鄂尔多在心里思考着,“我们今夜赶着去,我此行怕是不少人都知道,恐会有仇家趁夜寻来。”
一行人坐上马车又继续赶,胜衣看着鄂尔多的侧脸,“你仇家很多吗?”
鄂尔多垂眸看她,“被我杀的差不多了。”
胜衣有些诧异,“他们应该去恨皇上吧?毕竟你只是替皇上办事,没有你还会有别人来杀。”
鄂尔多笑了笑,摸摸她的头,“他们要是都像你想的如此通透就好了。”
他忽的又想到什么,“你前些天在马车上,表情好似很嫉妒我,是嫉妒我什么?”
她有些尴尬,转过头不敢看他,“嫉妒你在宫里没被人找过茬,嫉妒你一开始进朝就是前五品,嫉妒你有身后有宰相,嫉妒你有钱。”
鄂尔多想了想确实是如此,他在宫中脾气差,又惹太子又惹皇子,但宰相和李玉护着他,且父母为皇上而死,大家都看皇上面子,没人敢找他的茬,且他入朝就是大官,从未缺过钱花。
他忽的想起昨日老师告诉他关于公主封号的事,皇后生的是固伦,妃子生的是和硕,而她独独开创个和妍,意思就是她并不算什么公主。

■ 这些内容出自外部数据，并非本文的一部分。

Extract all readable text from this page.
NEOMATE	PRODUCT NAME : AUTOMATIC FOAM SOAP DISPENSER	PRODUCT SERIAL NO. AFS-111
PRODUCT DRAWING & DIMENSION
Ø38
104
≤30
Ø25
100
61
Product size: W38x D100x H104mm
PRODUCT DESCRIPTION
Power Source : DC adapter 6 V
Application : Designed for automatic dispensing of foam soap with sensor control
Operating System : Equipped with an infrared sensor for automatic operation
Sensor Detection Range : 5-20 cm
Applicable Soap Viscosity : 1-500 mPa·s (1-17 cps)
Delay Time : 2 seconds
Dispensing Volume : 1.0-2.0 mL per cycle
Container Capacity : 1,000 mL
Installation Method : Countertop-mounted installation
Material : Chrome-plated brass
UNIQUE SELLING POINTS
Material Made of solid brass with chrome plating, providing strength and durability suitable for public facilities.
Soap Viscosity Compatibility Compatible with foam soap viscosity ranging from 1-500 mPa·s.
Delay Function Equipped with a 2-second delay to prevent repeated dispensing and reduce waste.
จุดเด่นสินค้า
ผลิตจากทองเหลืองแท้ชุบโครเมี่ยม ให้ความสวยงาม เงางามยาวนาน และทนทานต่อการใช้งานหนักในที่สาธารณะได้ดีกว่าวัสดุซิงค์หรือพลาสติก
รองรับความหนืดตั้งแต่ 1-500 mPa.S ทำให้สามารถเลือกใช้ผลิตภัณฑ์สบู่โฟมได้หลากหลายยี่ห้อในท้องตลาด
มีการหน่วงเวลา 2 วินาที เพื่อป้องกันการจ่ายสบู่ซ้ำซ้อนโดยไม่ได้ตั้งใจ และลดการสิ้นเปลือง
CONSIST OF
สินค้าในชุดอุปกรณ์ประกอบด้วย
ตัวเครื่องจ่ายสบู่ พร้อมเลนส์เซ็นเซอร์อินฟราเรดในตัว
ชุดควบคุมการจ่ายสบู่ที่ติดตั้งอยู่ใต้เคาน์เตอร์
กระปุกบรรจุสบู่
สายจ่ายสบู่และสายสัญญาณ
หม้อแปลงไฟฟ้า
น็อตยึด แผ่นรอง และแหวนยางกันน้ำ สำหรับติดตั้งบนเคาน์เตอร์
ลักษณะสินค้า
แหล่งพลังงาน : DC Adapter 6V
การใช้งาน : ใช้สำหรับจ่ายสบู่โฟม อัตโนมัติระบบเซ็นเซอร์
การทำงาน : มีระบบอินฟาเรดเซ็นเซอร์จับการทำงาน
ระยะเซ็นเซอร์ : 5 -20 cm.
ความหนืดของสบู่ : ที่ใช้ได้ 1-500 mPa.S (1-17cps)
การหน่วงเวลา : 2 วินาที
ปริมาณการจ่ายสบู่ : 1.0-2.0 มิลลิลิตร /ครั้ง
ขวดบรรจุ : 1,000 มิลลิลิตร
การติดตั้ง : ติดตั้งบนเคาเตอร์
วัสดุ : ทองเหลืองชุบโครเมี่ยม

虽说他在宫里长大,可他对公主皇子封号的事都不太清楚,他叫人直接太子几皇子的叫。
怪不得她昨天哭着说什么接她回宫让她丢人,原来是如此。
鄂尔多垂眸思考着这些,没有出声回她。
他在想如何让皇上活的更折磨。
胜衣也不需要答案,她撩开帘,看向窗外风景。
她看的有些困,便将簪子取下靠在马车车座上,却感觉自己的背靠的特别不舒服,她转头看向鄂尔多,“你在马车上都怎么睡?”
鄂尔多回过神,“直接坐着。”
…。
“你身体真硬朗。” 她有些无语,鄂尔多身体素质真好,她靠一会背就觉得硌的要死了。
“你从月乌来是怎么睡的,难不成靠在法提的腿上?”说到后半段时,他语气阴森森的。
胜衣又趴在鄂尔多的腿上,“月乌有大马车,两边的座塌可以睡下一个人。”
鄂尔多摸着她的头,“嗯,你睡吧,到了我叫你。”
他心里还是很不爽,不过想到是他自己向皇上求的,他也没话说。
路上她睡的及其不安稳,鄂尔多的腿也是硬的,她枕多了硌的不舒服。
她坐起身,深吸一口气,撩了下头,她现在表情十分臭,特别困但是睡的不舒服。
鄂尔多握着她的手,“怎么了?你睡不舒服吗?”
她侧头看去,现他还是精神抖擞的,一点也不困,“我突然觉得你很厉害,我不嫉妒你了,让我总是在马车上过我会疯的。”
她如今浑身都不舒服,感觉又无力又酸胀,脸也臭臭的。
鄂尔多看着她的表情,感觉她很难受的样子,“我们到前面找家客栈,你到那里好好休息。”
胜衣摇摇头,“还是赶紧赶路吧,我可不想为了一时的美觉出什么事。”
鄂尔多正想说什么,她却突然起身蹲在车座边,将垫子垫在地上,坐在了脚踩的地方,枕着鄂尔多的腿。
鄂尔多轻笑一声,又摸着她的头,“你点子可真多。”
这样睡舒服多了,她闭上眼又睡了过去。
第二天一早,她早就醒了,腿曲着太久有些麻,正坐在座上不耐烦看着窗外。
待到达客栈时,她进了房门就将外衣脱在桌子上,掀开被子又睡了进去。
快要中午了,鄂尔多将她摇醒,“我们下去吃点饭就得继续走了,晚上到地方你再好好睡。”
她坐起身扶着额,现鄂尔多换了一身衣服,应是刚洗漱完。
“我知道了,你先下去点菜,这样我下去正好能吃上。”
待鄂尔多走后她慢慢起身,洗漱梳了个髻便蹩着眉下去了,感觉好像有人欠她钱一样。
菜上了她随便扒两口就不吃了,坐了一夜马车,她感觉浑身乏力酸痛,还打不起精神来。